Software-Sicherheitsmodule und HSM implementieren ihre Funktionen als Dienste in Form einer Finite State Machine (FSM). Die Überprüfung dieser Umsetzung, sowohl die korrekte Unterscheidung, als auch die Behandlung von Fehler- und Betriebszuständen, ist von besonderer Bedeutung. Die korrekte Funktionsweise aller kryptografischen Algorithmen und Verfahren sowie die Betriebsarten und Schlüsselstärken werden explizit in Algorithmentests vorab im Cryptographic Algorithm and Validation Program (CAVP) überprüft und deren Zertifikate veröffentlicht. Die Zertifizierung der Gesamtfunktionalität folgt dem Cryptographic Module Validation Program (CMVP) und endet mit der Veröffentlichung eines Zertifikats. Alle Zertifikate, u.a. die Security Policy der Hersteller, sind auf der Homepage des NIST auffindbar (https://csrc.nist.gov).
Rezertifizierung sämtlicher Änderungen
Die Zertifizierung eines HSMs umfasst die Hardware und Software. Folglich erfordern sämtliche Änderungen an diesen Komponenten eine Rezertifizierung. Aufgrund der Beteiligung von Prüflabor und Akkreditierungsstelle ist das ein aufwendiger und kostenintensiver Prozess. Daher haben viele HSM-Hersteller ihre Architektur modular entworfen, um die Wiederverwendbarkeit von Teilkomponenten zu erhöhen und die Zertifizierungsaufwände zu reduzieren. Zunächst wird das HSM mit einer Basisfunktionalität zertifiziert. Diese Basisfunktionalität stellt wesentliche kryptografische Grundfunktionen bereit und ermöglicht das sichere Nachladen weiterer Funktionalität mittels Firmware. Die nachgeladene Firmware ist vom Hersteller signiert. Das HSM kann beim Laden sowie nachfolgend bei jedem Start die Authentizität und Integrität der nachgeladenen Firmware verifizieren. Somit wird die Einbringung von Schadsoftware verhindert. Der Prozess ist auch als „secure boot“ bekannt. Aus nachvollziehbaren und formalen Gründen muss die nachgeladene Firmware ebenfalls einer Prüfung unterzogen werden.
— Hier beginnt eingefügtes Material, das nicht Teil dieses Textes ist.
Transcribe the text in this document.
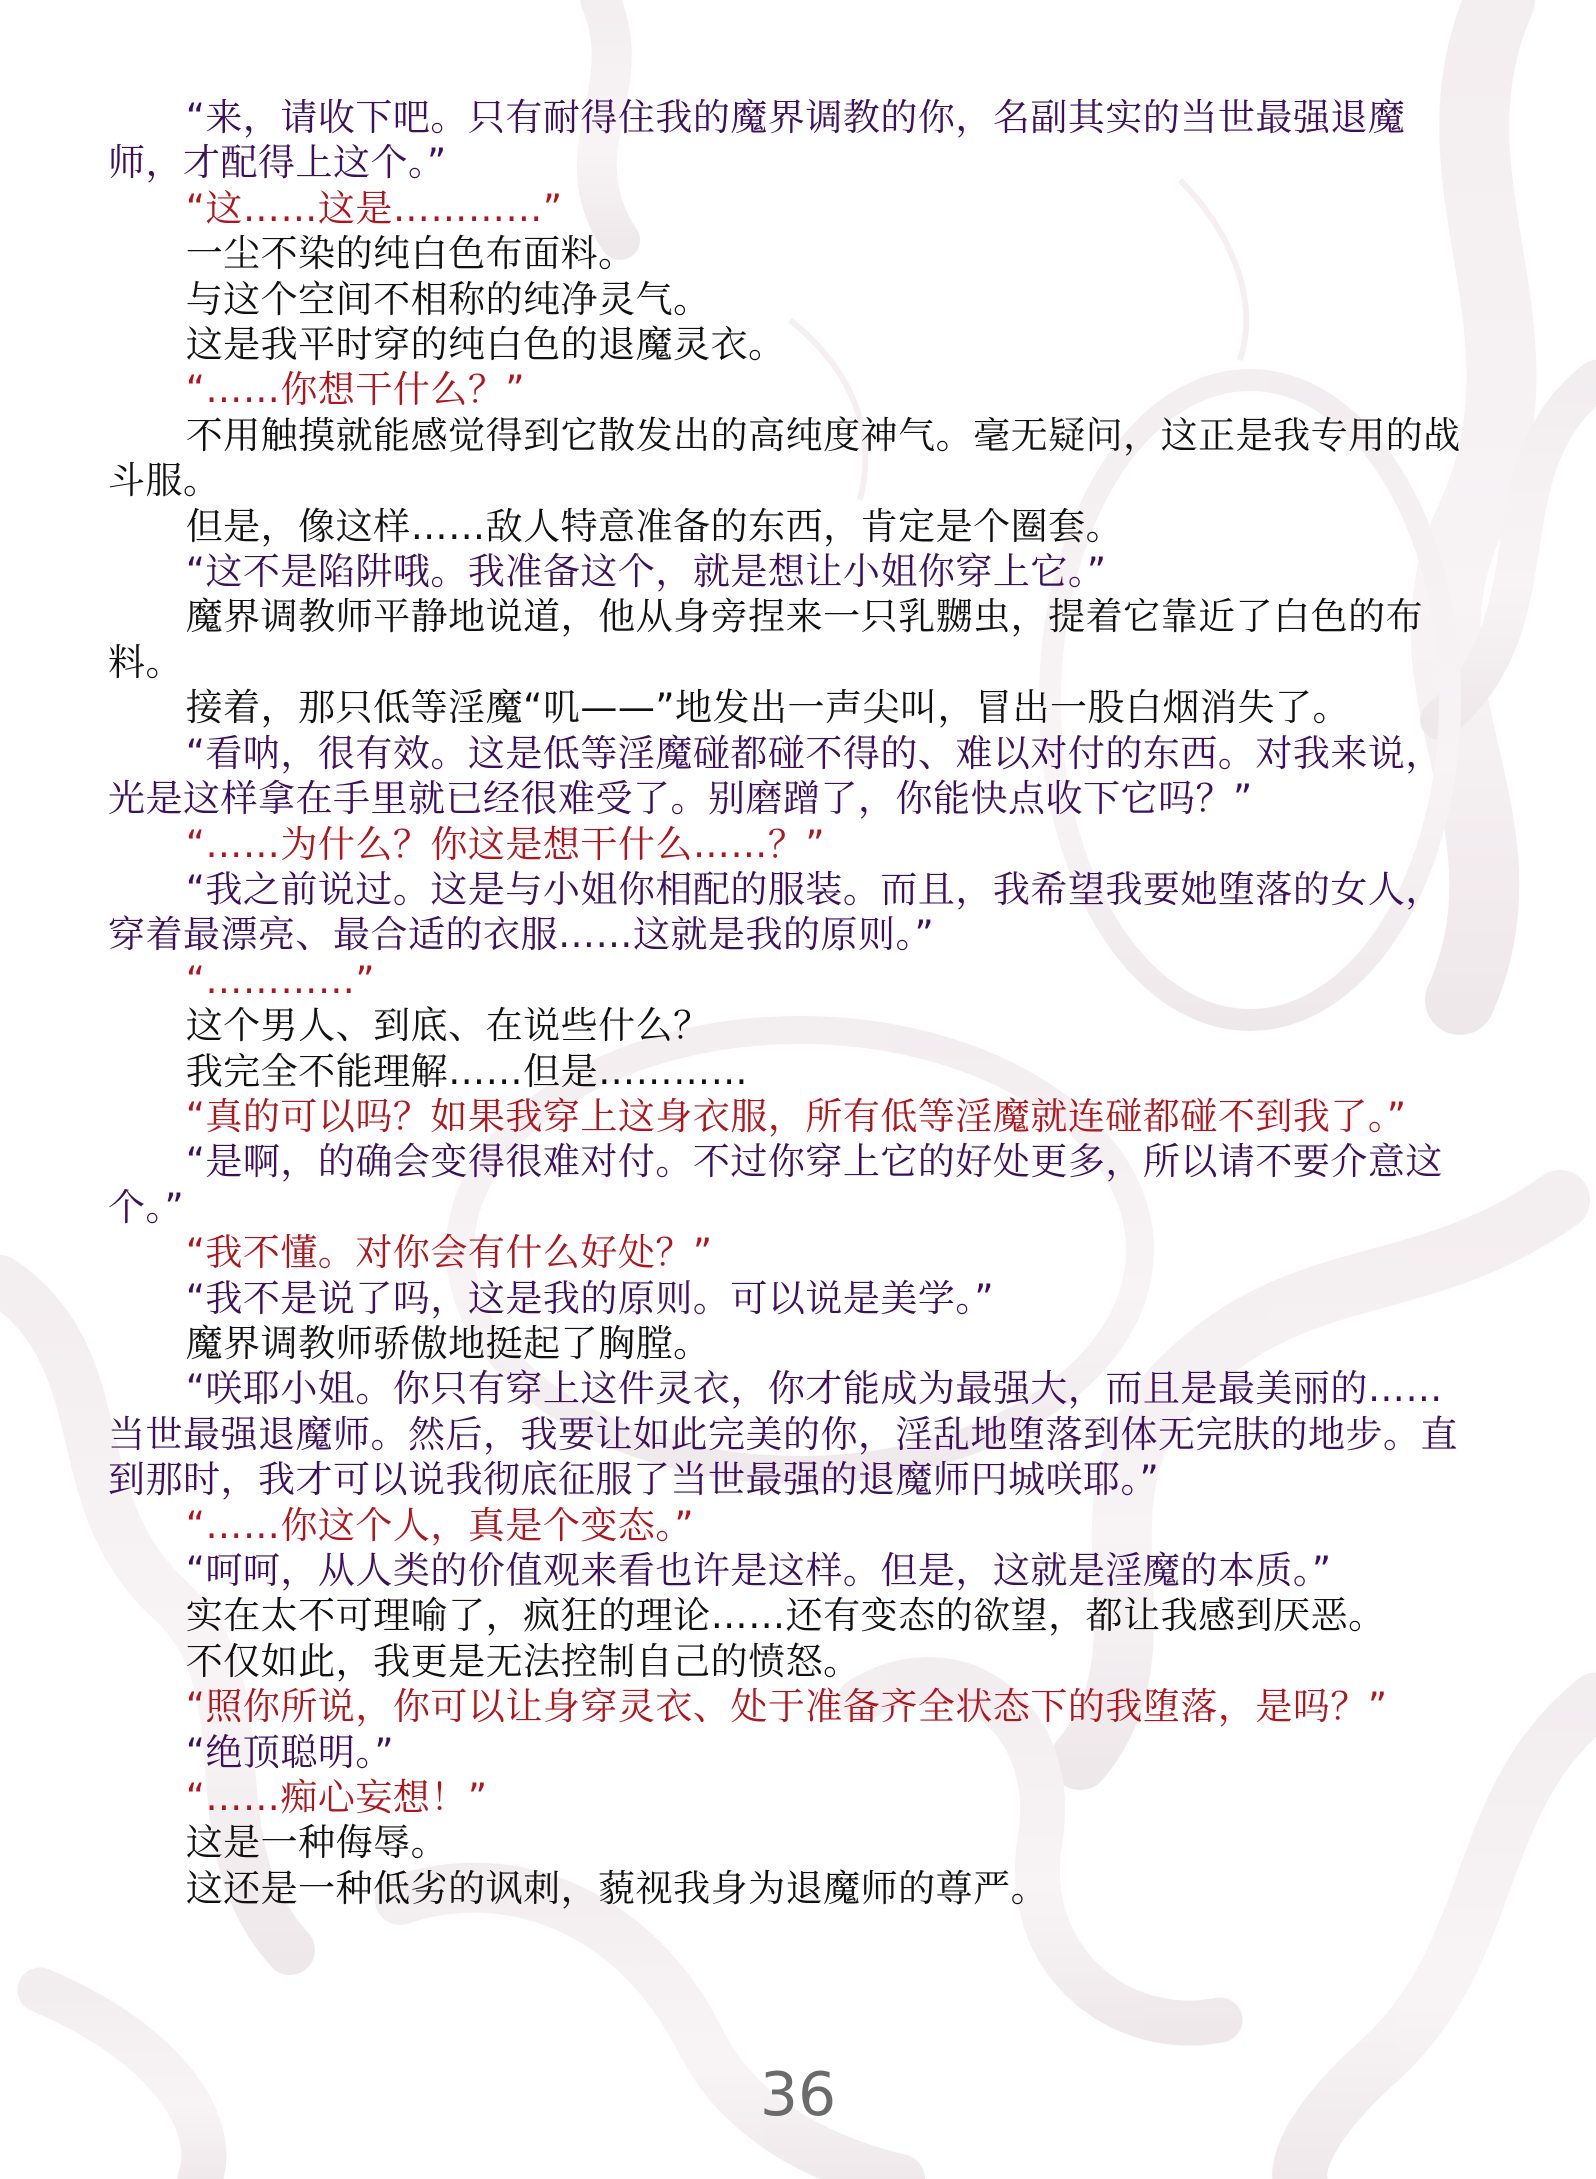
“来，请收下吧。只有耐得住我的魔界调教的你，名副其实的当世最强退魔师，才配得上这个。”

“这……这是…………”

一尘不染的纯白色布面料。

与这个空间不相称的纯净灵气。

这是我平时穿的纯白色的退魔灵衣。

“……你想干什么？”

不用触摸就能感觉得到它散发出的高纯度神气。毫无疑问，这正是我专用的战斗服。

但是，像这样……敌人特意准备的东西，肯定是个圈套。

“这不是陷阱哦。我准备这个，就是想让小姐你穿上它。”

魔界调教师平静地说道，他从身旁捏来一只乳嬲虫，提着它靠近了白色的布料。

接着，那只低等淫魔“叽——”地发出一声尖叫，冒出一股白烟消失了。

“看呐，很有效。这是低等淫魔碰都碰不得的、难以对付的东西。对我来说，光是这样拿在手里就已经很难受了。别磨蹭了，你能快点收下它吗？”

“……为什么？你这是想干什么……？”

“我之前说过。这是与小姐你相配的服装。而且，我希望我要她堕落的女人，穿着最漂亮、最合适的衣服……这就是我的原则。”

“…………”

这个男人、到底、在说些什么？

我完全不能理解……但是…………

“真的可以吗？如果我穿上这身衣服，所有低等淫魔就连碰都碰不到我了。”

“是啊，的确会变得很难对付。不过你穿上它的好处更多，所以请不要介意这个。”

“我不懂。对你会有什么好处？”

“我不是说了吗，这是我的原则。可以说是美学。”

魔界调教师骄傲地挺起了胸膛。

“咲耶小姐。你只有穿上这件灵衣，你才能成为最强大，而且是最美丽的……当世最强退魔师。然后，我要让如此完美的你，淫乱地堕落到体无完肤的地步。直到那时，我才可以说我彻底征服了当世最强的退魔师円城咲耶。”

“……你这个人，真是个变态。”

“呵呵，从人类的价值观来看也许是这样。但是，这就是淫魔的本质。”

实在太不可理喻了，疯狂的理论……还有变态的欲望，都让我感到厌恶。

不仅如此，我更是无法控制自己的愤怒。

“照你所说，你可以让身穿灵衣、处于准备齐全状态下的我堕落，是吗？”

“绝顶聪明。”

“……痴心妄想！”

这是一种侮辱。

这还是一种低劣的讽刺，藐视我身为退魔师的尊严。

36
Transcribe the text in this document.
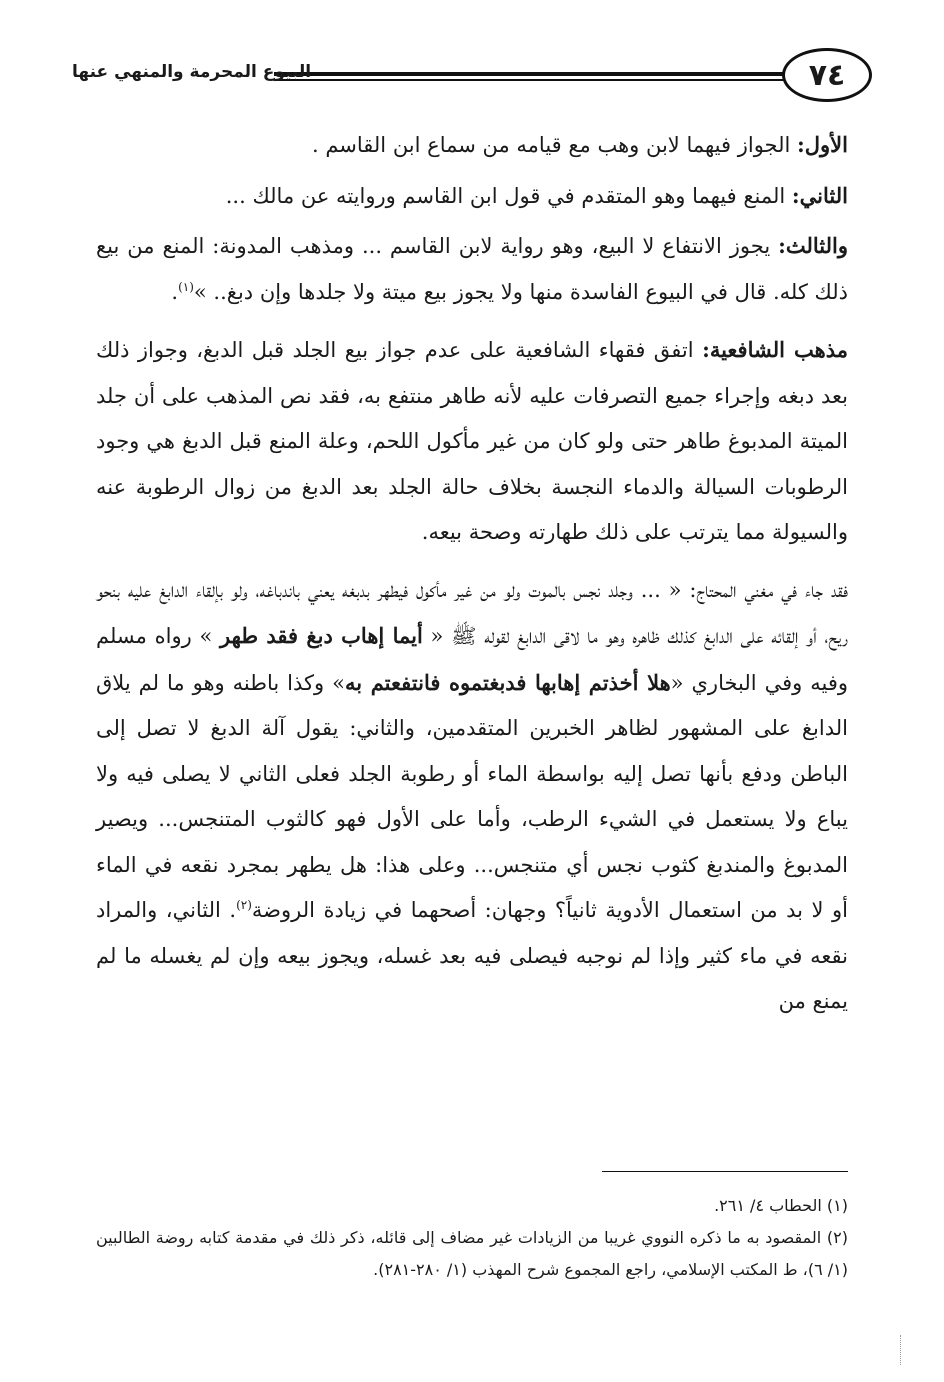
٧٤
البيوع المحرمة والمنهي عنها

الأول: الجواز فيهما لابن وهب مع قيامه من سماع ابن القاسم .

الثاني: المنع فيهما وهو المتقدم في قول ابن القاسم وروايته عن مالك ...

والثالث: يجوز الانتفاع لا البيع، وهو رواية لابن القاسم ... ومذهب المدونة: المنع من بيع ذلك كله. قال في البيوع الفاسدة منها ولا يجوز بيع ميتة ولا جلدها وإن دبغ.. »$^{(١)}$.

مذهب الشافعية: اتفق فقهاء الشافعية على عدم جواز بيع الجلد قبل الدبغ، وجواز ذلك بعد دبغه وإجراء جميع التصرفات عليه لأنه طاهر منتفع به، فقد نص المذهب على أن جلد الميتة المدبوغ طاهر حتى ولو كان من غير مأكول اللحم، وعلة المنع قبل الدبغ هي وجود الرطوبات السيالة والدماء النجسة بخلاف حالة الجلد بعد الدبغ من زوال الرطوبة عنه والسيولة مما يترتب على ذلك طهارته وصحة بيعه.

فقد جاء في مغني المحتاج: « ... وجلد نجس بالموت ولو من غير مأكول فيطهر بدبغه يعني باندباغه، ولو بإلقاء الدابغ عليه بنحو ريح، أو إلقائه على الدابغ كذلك ظاهره وهو ما لاقى الدابغ لقوله ﷺ « أيما إهاب دبغ فقد طهر » رواه مسلم وفيه وفي البخاري «هلا أخذتم إهابها فدبغتموه فانتفعتم به» وكذا باطنه وهو ما لم يلاق الدابغ على المشهور لظاهر الخبرين المتقدمين، والثاني: يقول آلة الدبغ لا تصل إلى الباطن ودفع بأنها تصل إليه بواسطة الماء أو رطوبة الجلد فعلى الثاني لا يصلى فيه ولا يباع ولا يستعمل في الشيء الرطب، وأما على الأول فهو كالثوب المتنجس... ويصير المدبوغ والمندبغ كثوب نجس أي متنجس... وعلى هذا: هل يطهر بمجرد نقعه في الماء أو لا بد من استعمال الأدوية ثانياً؟ وجهان: أصحهما في زيادة الروضة$^{(٢)}$. الثاني، والمراد نقعه في ماء كثير وإذا لم نوجبه فيصلى فيه بعد غسله، ويجوز بيعه وإن لم يغسله ما لم يمنع من

(١) الحطاب ٤/ ٢٦١.

(٢) المقصود به ما ذكره النووي غريبا من الزيادات غير مضاف إلى قائله، ذكر ذلك في مقدمة كتابه روضة الطالبين (١/ ٦)، ط المكتب الإسلامي، راجع المجموع شرح المهذب (١/ ٢٨٠-٢٨١).
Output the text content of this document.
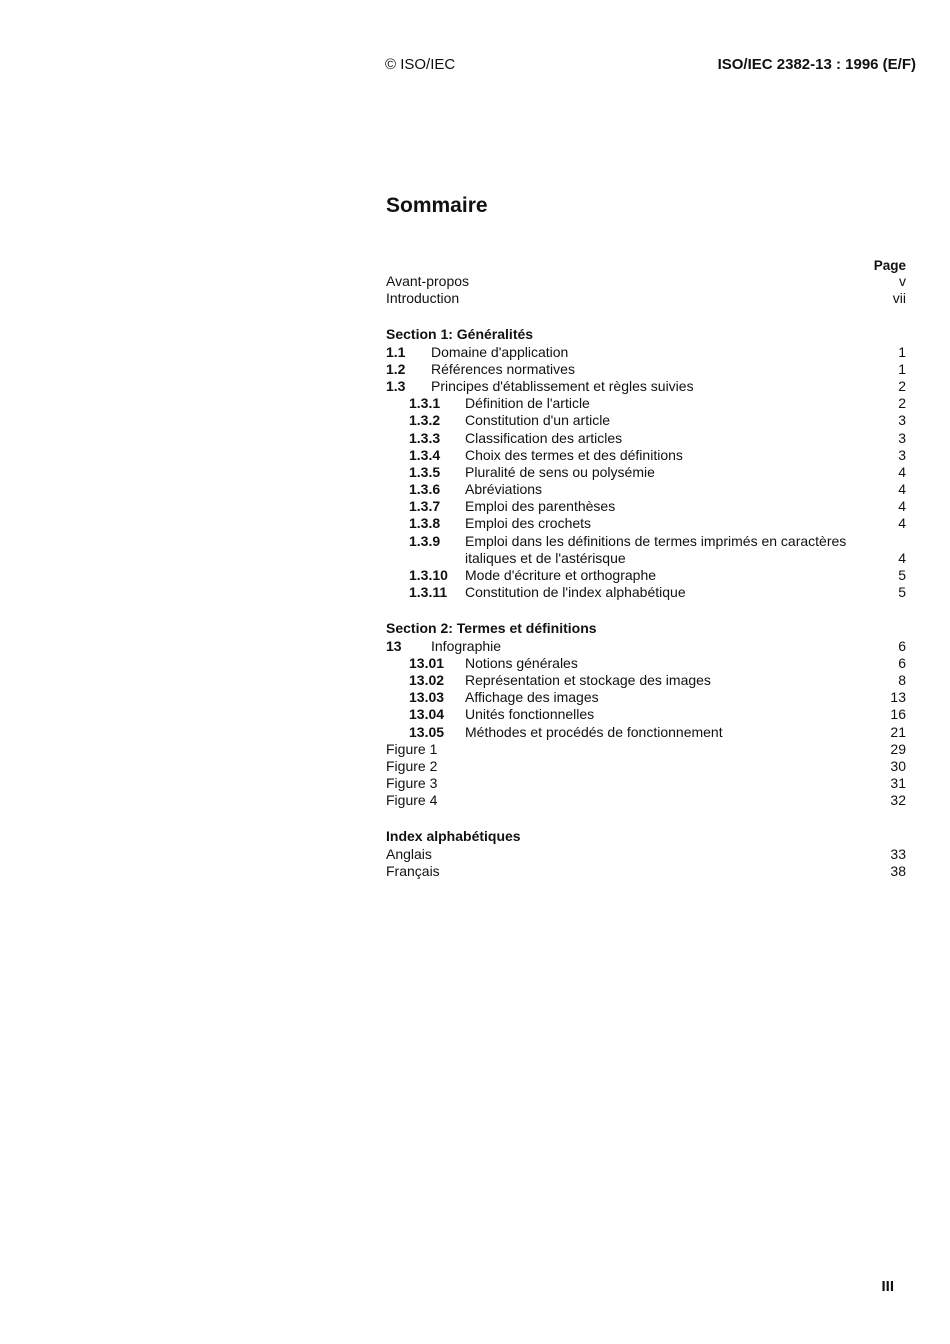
© ISO/IEC	ISO/IEC 2382-13 : 1996 (E/F)
Sommaire
Page
Avant-propos	v
Introduction	vii
Section 1: Généralités
1.1 Domaine d'application	1
1.2 Références normatives	1
1.3 Principes d'établissement et règles suivies	2
1.3.1 Définition de l'article	2
1.3.2 Constitution d'un article	3
1.3.3 Classification des articles	3
1.3.4 Choix des termes et des définitions	3
1.3.5 Pluralité de sens ou polysémie	4
1.3.6 Abréviations	4
1.3.7 Emploi des parenthèses	4
1.3.8 Emploi des crochets	4
1.3.9 Emploi dans les définitions de termes imprimés en caractères italiques et de l'astérisque	4
1.3.10 Mode d'écriture et orthographe	5
1.3.11 Constitution de l'index alphabétique	5
Section 2: Termes et définitions
13 Infographie	6
13.01 Notions générales	6
13.02 Représentation et stockage des images	8
13.03 Affichage des images	13
13.04 Unités fonctionnelles	16
13.05 Méthodes et procédés de fonctionnement	21
Figure 1	29
Figure 2	30
Figure 3	31
Figure 4	32
Index alphabétiques
Anglais	33
Français	38
III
Abbildung 3 zeigt beispielhaft die Modularisierung einer Firmware auf einem HSM, für die das HSM ein erstes Zertifikat bekam. In dieser Betriebsart übernimmt der Bootloader die Kontrolle beim Start und verifiziert zunächst die Signatur der Basisfirmware (grün dargestellt). Nachdem dies erfolgreich war, wird die Basisanwendung gestartet. Diese ermöglicht die Nutzung einiger Basisdienste und zusätzlich auch eines Dienstes zum Nachladen einer zweiten Firmware. Die zweite Firmware (orange dargestellt) erweitert die Dienste des HSMs. Auf diese Weise können der Funktionsumfang eines HSMs erweitert oder bestehende Funktionen korrigiert werden. Alternativ wird in Abbildung 3 dargestellt, dass nur der Bootloader eine Zertifizierung erhielt.
Verwaltung aller sicherheitsrelevanter Informationen
Das HSM wird in diversen Systemen als sicherer Anker oder Trusted Root eingebaut und verwaltet alle sicherheitsrelevanten Informationen. Dabei werden die Identität des betreibenden Systems und die des HSMs eindeutig aneinandergebunden, um unautorisiertes Auswechseln zu unterbinden. Je nach Einsatzgebiet und Bedarf können HSM spezielle Dienste implementieren, die eine kryptografische Funktion an ein Ereignis bindet oder einfach auf Anfrage bereitstellt.
HSM können eingesetzt werden, um nachweisbare Zeitstempel als Belege von Ereignissen zu erzeugen (wie in der Kassensicherungsverordnung zur Aufzeichnung von Geschäftsverkehr oder beim Protokollieren von nachweisbaren Ereignissen gefordert). Grundsätzlich können HSM auch als sicheres Medium zur Verwaltung von Schlüsseln und Stammzertifikaten in Gateway-Servern oder in industriellen IoT-Clients eingesetzt werden. Sie erhöhen die physische Sicherheit am Betriebsort, schaffen zusätzliches Vertrauen in das Gesamtsystem und generieren einen Mehrwert.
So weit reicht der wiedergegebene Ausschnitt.